Assassin's Creed Odyssey hands-on: a late game mission showcases significant combat improvements
A bit of tooling around in a late-game Assassin's Creed Odyssey mission is the perfect way to sell a skeptic on the series' newest chapter.
Putting together a good demo of a sprawling game can be hard - and over the years in this job, I've played a lot of stinking demos for otherwise good games. For the most recent demo of Assassin's Creed Odyssey, Ubisoft nailed it in one simple way: by showing some content from far later in the game. The forty-minute side quest I got to play had a little bit of everything: some battling guards, some conversation, sailing to a new location, night stealth action and finally exploration of a small dungeon before tackling a raid-like boss. It really was a perfect little slice of most things Odyssey has to offer.
The good news is that it's great. I really enjoyed that hands-on, though when you take a step back it's hard to believe this is where Assassin's Creed has ended up. It all feels natural because it's happened gradually, but this game now resembles The Witcher 3 more closely than it does the earliest titles in the series - and that's fine. The times have changed, and so has Assassin's Creed.
Much of what's on offer in Assassin's Creed Odyssey is similar to that from Origins - and I'm absolutely fine with that, given that I thought it was the best entry in years. There are crucial differences, however. Combat has been re-imagined, there's a new 'mercenary' system for tracking your bounty/wanted level for crimes committed, while features from other games in the series such as sailing and a choice of protagonists have also been drafted in for this entry.
This demo offers a glimpse of each of these features, giving you a choice between the male and female protagonists before throwing you into a late-game side quest where you're tasked with helping a woman to track down her missing lover. At first you have to battle off guards to even get the chance to properly speak to her, and this in turn will attract the attention of mercenaries in line with the new system. Mercs are absolutely no joke in this game, by the way: they're high level, high-end enemies with unblockable attacks and decently strong lackeys, and in my session that you can watch above I eventually had to flee and hide in grass in order to recover a little before springing out to engage the hunting mercenary in battle once more.
As the mission progresses I head across the sea in a boat to find an enemy encampment, meditate until night time so their guard patrol patterns lessen, then sneak into camp while shanking a few people along the way. All of this feels great here - sailing has the same satisfying feel though surely is going to be less frequent and involved than in Black Flag, but the stealth continues to impress: even though Assassin's Creed is now more of a combat-based RPG, the stealth-driven roots of the series can still be found in your ability to reliably take down enemies in a silent and rewarding manner.
When you do find yourself in full combat the series now feels much more prepared to handle it, keeping counters but pulling back the reliance on them even further, encouraging players to make liberal use of a range of abilities to control the space and enemies around them.
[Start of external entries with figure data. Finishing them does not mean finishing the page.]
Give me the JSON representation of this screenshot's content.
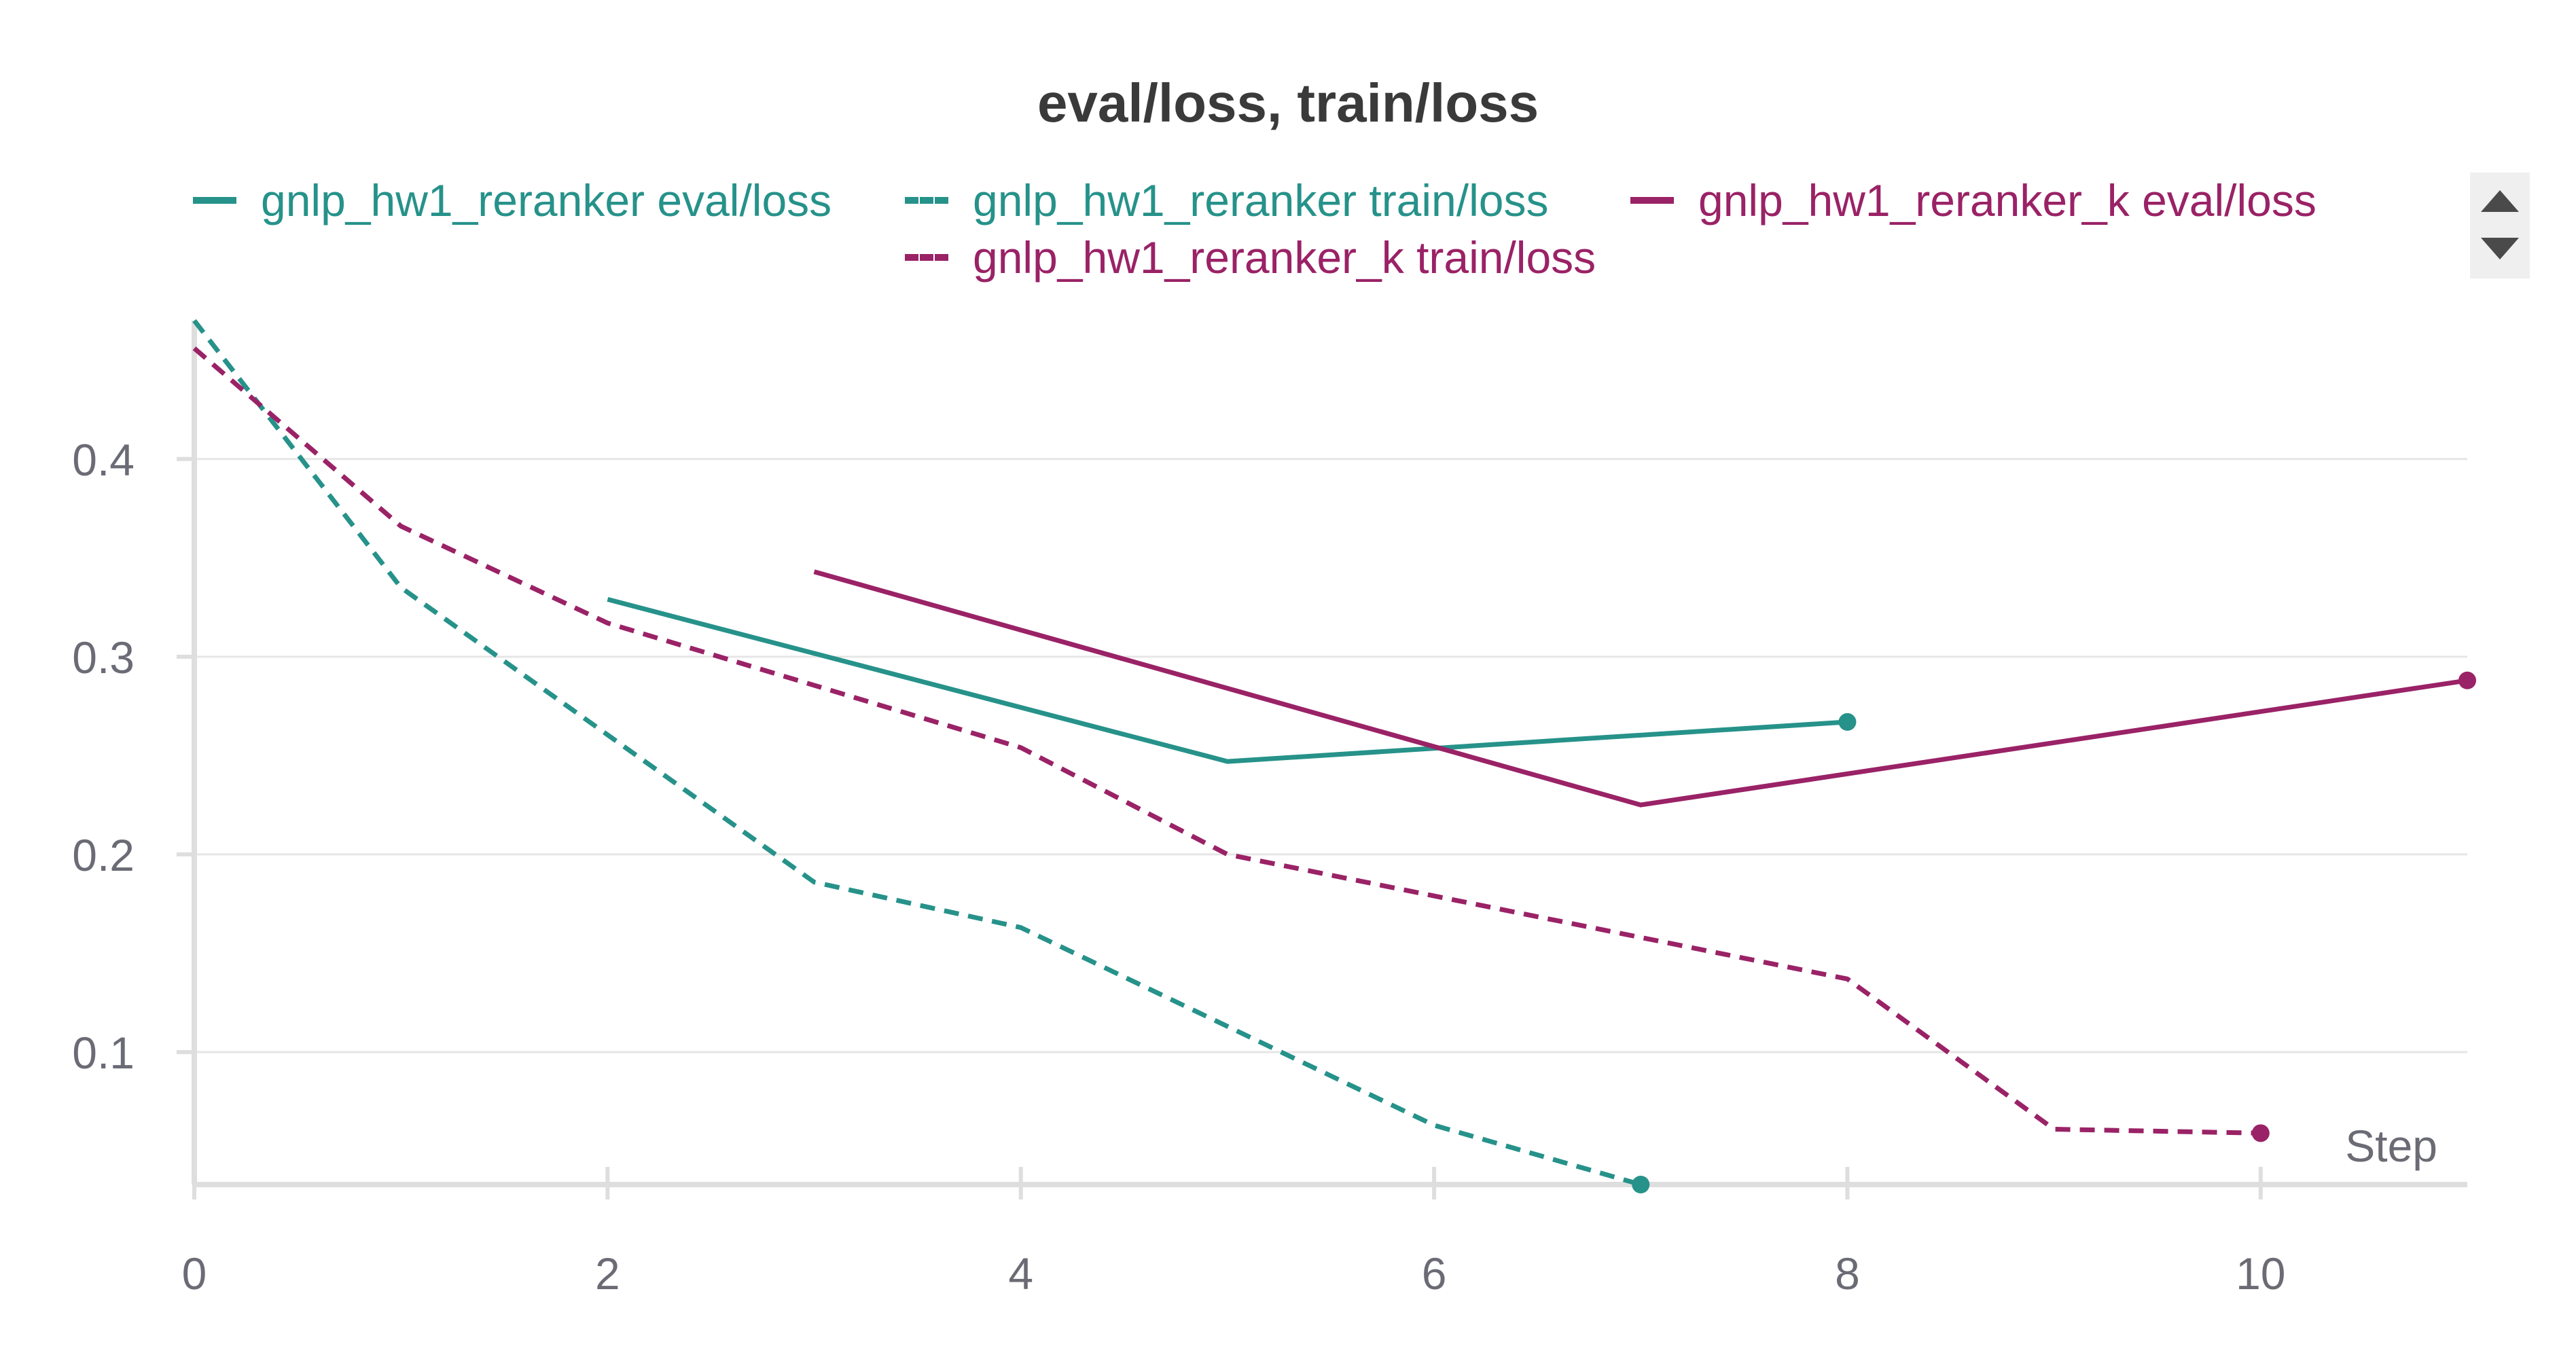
{
  "chart_data": {
    "type": "line",
    "title": "eval/loss, train/loss",
    "xlabel": "Step",
    "ylabel": "",
    "xlim": [
      0,
      11
    ],
    "ylim": [
      0.033,
      0.47
    ],
    "x_ticks": [
      0,
      2,
      4,
      6,
      8,
      10
    ],
    "y_ticks": [
      0.1,
      0.2,
      0.3,
      0.4
    ],
    "grid": true,
    "legend_position": "top",
    "series": [
      {
        "name": "gnlp_hw1_reranker eval/loss",
        "color": "#26928a",
        "dashed": false,
        "end_marker": true,
        "x": [
          2,
          5,
          8
        ],
        "values": [
          0.329,
          0.247,
          0.267
        ]
      },
      {
        "name": "gnlp_hw1_reranker train/loss",
        "color": "#26928a",
        "dashed": true,
        "end_marker": true,
        "x": [
          0,
          1,
          3,
          4,
          6,
          7
        ],
        "values": [
          0.47,
          0.335,
          0.186,
          0.163,
          0.063,
          0.033
        ]
      },
      {
        "name": "gnlp_hw1_reranker_k eval/loss",
        "color": "#9a2266",
        "dashed": false,
        "end_marker": true,
        "x": [
          3,
          7,
          11
        ],
        "values": [
          0.343,
          0.225,
          0.288
        ]
      },
      {
        "name": "gnlp_hw1_reranker_k train/loss",
        "color": "#9a2266",
        "dashed": true,
        "end_marker": true,
        "x": [
          0,
          1,
          2,
          4,
          5,
          8,
          9,
          10
        ],
        "values": [
          0.456,
          0.366,
          0.317,
          0.254,
          0.2,
          0.137,
          0.061,
          0.059
        ]
      }
    ]
  }
}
It feels good.
This isn't too much of a surprise since even at its worst Assassin's Creed has always nailed this aspect, but there's a tremendous sense of place in Odyssey's depiction of Ancient Greece. There's not perhaps the progressive feeling of an era seldom depicted as in Origins, but it's also clear a great deal of care and attention has gone into every aspect of this setting - from the encampments filled with soldiers dressed in recognizably iconic armor to the exhausted farmers slaving away in rows of crops as you dash past them on horseback. It doesn't quite feel lived in, but it feels like a perfectly crafted historical playground once again.
The back end of the demo is where things properly take a twist towards the late-game in terms of the mission content, surfacing the more outlandish aspects of Assassin's Creed lore. The Greek setting is taken to its natural conclusion: the woman you're looking for has actually been turned into a Medusa. Of course!
This boss fight is a solid way of Odyssey flexing its RPG muscles - rather than a straight-up action game slugfest, this boss has the methodical patterns that you expect from RPG villains. There are AOE attacks, summoned grunts and a devastating beam attack that, on impact, begins to turn you to stone. Too long out of cover while that attack is ongoing and you'll be frozen, so you have to be very careful indeed, dodging and weaving between stone pillars for cover while taking out the lackeys before rushing to land a close-range beat down on Medusa.
The boss is an enjoyable challenge, and it essentially just underscored my general feelings about Odyssey: there's nothing earth-shattering to write home about, but what's there is just bloody good fun. I'm looking forward to playing more on the final release on October 5.